Aku melirik sekitar di mana sedang ramai oleh para murid yang juga mulai berjalan pulang. Apalagi aku berada di dekat parkiran saat ini. Namun mengingat tentang hal yang ingin kuberikan kepada Evan membuatku mengabaikan tatapan murid lainnya, yang bisa aku tebak besok akan mulai menebar gosip tentangku dan Deril.

Aku langsung membuka pintu mobil yang kebetulan tidak terkunci. "Anak-anak pasti mulai bergunjing," gumamku melihat keluar melalui kaca spion.

Kudengar Deril terkekeh pelan. "Biarkan saja. Kau langsung masuk."

Mataku membulat lalu menoleh. "Jangan tawaranmu tadi cuma sekadar basa-basi saja?"

Deril tertawa keras sambil mengangkat tangannya. "Enggak kok. Cuma aku lihat jalanmu pelan sekali, lagi melamun ya? Mikir apa memangnya?" tanyanya lalu mulai menjalankan mobilnya.

Aku melirik sesuatu yang melingkar pada pergelangan tangan Deril. "Harga jam tanganmu berapa?"
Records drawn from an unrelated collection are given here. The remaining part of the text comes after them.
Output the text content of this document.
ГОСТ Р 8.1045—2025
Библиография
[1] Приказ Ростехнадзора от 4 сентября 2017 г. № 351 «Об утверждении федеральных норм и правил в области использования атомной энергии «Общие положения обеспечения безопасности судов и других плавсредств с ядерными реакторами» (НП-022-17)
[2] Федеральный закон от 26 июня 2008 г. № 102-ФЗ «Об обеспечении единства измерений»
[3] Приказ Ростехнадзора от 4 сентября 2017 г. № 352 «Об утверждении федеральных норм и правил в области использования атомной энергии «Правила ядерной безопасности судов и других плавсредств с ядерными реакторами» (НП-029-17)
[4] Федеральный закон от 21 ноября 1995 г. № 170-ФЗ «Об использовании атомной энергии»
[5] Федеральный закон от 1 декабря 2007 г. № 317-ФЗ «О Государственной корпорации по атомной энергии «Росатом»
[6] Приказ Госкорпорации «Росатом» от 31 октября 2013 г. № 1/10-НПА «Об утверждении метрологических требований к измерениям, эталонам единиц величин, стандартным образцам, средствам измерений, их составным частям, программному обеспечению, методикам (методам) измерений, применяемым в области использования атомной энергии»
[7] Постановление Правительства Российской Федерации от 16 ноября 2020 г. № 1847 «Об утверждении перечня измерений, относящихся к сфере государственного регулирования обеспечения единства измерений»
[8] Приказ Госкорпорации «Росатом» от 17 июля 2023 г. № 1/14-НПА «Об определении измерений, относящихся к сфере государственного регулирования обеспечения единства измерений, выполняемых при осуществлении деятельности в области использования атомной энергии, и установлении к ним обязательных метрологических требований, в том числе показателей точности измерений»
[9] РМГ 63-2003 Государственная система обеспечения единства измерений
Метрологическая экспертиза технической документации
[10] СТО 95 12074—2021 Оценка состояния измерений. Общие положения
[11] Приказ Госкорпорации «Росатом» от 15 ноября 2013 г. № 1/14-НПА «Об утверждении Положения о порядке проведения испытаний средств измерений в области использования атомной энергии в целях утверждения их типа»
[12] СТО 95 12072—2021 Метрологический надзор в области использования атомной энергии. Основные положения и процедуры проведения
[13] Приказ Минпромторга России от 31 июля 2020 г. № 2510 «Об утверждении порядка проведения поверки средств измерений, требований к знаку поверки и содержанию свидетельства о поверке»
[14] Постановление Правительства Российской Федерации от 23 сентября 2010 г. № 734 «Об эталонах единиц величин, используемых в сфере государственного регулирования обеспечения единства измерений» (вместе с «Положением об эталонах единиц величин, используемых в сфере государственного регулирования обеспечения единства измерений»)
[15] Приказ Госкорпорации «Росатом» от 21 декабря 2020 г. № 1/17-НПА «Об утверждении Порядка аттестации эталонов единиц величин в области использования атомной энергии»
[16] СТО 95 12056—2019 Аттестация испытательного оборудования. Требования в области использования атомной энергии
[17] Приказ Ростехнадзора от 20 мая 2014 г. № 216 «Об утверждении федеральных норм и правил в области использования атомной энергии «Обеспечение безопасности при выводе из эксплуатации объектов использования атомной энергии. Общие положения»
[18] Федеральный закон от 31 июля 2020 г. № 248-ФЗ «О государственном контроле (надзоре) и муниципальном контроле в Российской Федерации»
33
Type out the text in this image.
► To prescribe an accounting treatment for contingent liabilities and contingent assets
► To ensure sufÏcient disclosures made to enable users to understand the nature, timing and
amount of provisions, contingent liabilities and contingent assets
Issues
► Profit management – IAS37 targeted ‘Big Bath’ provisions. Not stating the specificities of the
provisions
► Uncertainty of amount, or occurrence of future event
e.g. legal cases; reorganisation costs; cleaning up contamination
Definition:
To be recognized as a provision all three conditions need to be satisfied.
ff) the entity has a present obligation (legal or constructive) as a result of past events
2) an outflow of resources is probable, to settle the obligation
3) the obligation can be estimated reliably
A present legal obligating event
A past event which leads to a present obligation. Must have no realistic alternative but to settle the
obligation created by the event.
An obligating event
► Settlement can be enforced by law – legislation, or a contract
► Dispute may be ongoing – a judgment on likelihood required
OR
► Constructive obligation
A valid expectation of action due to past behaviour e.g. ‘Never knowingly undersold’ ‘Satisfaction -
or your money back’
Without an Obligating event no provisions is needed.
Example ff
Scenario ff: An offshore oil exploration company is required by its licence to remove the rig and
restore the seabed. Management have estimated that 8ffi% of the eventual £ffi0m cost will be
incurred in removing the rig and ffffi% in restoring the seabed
Kulihat Deril menoleh sekilas dengan alis terangkat. "Memang kenapa?" 

"Jawab saja Deril."

Seketika Deril menyungging senyum tipis. Dia tidak menjawab dengan kata-kata yang menyebutkan nominalnya, tetapi mengangkat empat jarinya.

Aku melongo mengerti angka empat yang pasti bagian belakangnya terdapat enam angka yang mengikutinya. Jika jam tangan untuk seukuran Deril saja sudah menyentuh angka seperti itu, maka bagi Evan tentu lebih besar. Dompetku meringis memikirkannya.

"Kenapa sih Kiran? Mau kasih Kak Evan jam tangan? Memang dia mau ulang tahun?" 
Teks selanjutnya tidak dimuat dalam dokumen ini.